Figure 1: RePOPE annotation examples demonstrating errors and inconsistencies in the original POPE labels.
Methodology
Construction of RePOPE
RePOPE is constructed by re-annotating all images from POPE, assigning labels of "Yes", "No", or "Ambiguous", relying on consensus from two human labelers. The ambiguity arises in cases where object presence is subjective or inconsistently annotated in MSCOCO, leading to significant revisions in the dataset.
Evaluation Approach
Models are evaluated on both POPE and the revised RePOPE label sets. This allows a comparative analysis of the effect of annotation errors. The evaluation considers different subsets of data: random, popular, and adversarial, based on how non-annotated objects are selected.
Experimental Results
The findings reveal notable changes in performance metrics, particularly in F1 scores and ranking of models when evaluated on RePOPE versus POPE:
- True Positives (TP) and False Positives (FP): Re-labeling substantially decreased TPs across all models while showing varying effects on FPs, especially in the adversarial subset where FPs decreased slightly due to a higher prevalence of true object presence errors (Figure 2).
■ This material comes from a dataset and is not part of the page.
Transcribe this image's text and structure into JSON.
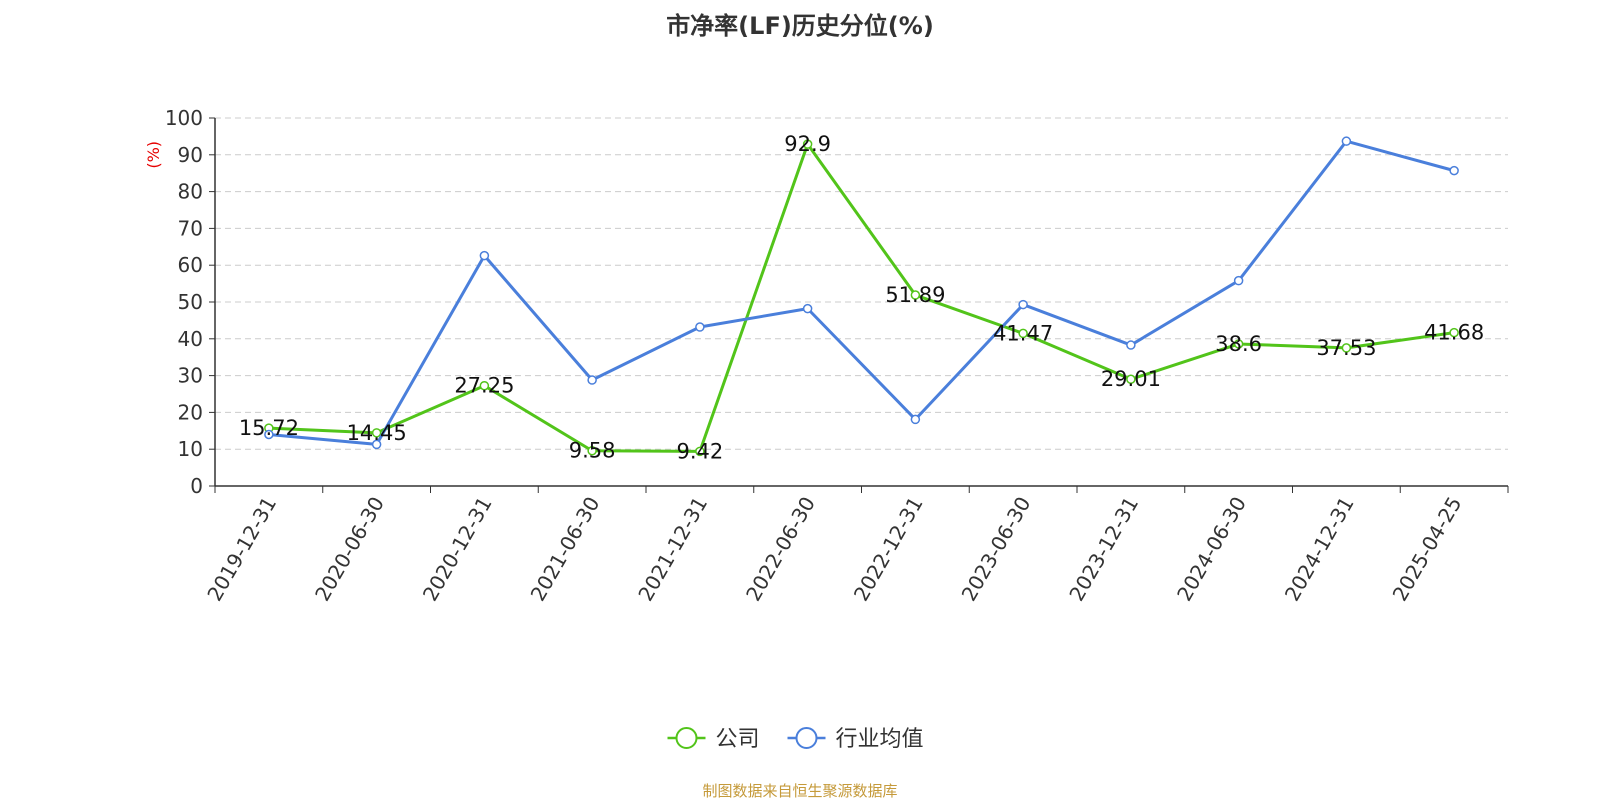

Figure 2: POPE vs. RePOPE displaying significant reductions in TP and variable patterns in FP across subsets.
Implications of the Research
The paper highlights the critical role of accurate data labeling in benchmarking VLMs and detecting object hallucinations. The introduction of RePOPE offers a more reliable means to assess model vulnerabilities and suggests that reliance on datasets like POPE might lead to misleading evaluations due to annotation errors.
The re-annotated dataset impacts benchmark saturation and suggests evaluating additional benchmarks such as DASH-B for more comprehensive assessments.
Conclusion
RePOPE corrects annotation errors within POPE, extensively affecting the F1 rankings of evaluated models. This reveals the dependency of VLM performance evaluations on the quality of dataset annotations, thereby necessitating improvements in dataset curation. Subsequent studies are encouraged to build upon this revised benchmarking methodology to ensure more robust model evaluations.
Figure 4: POPE vs. RePOPE highlighting how accuracy measurements need careful interpretation due to the imbalance in RePOPE.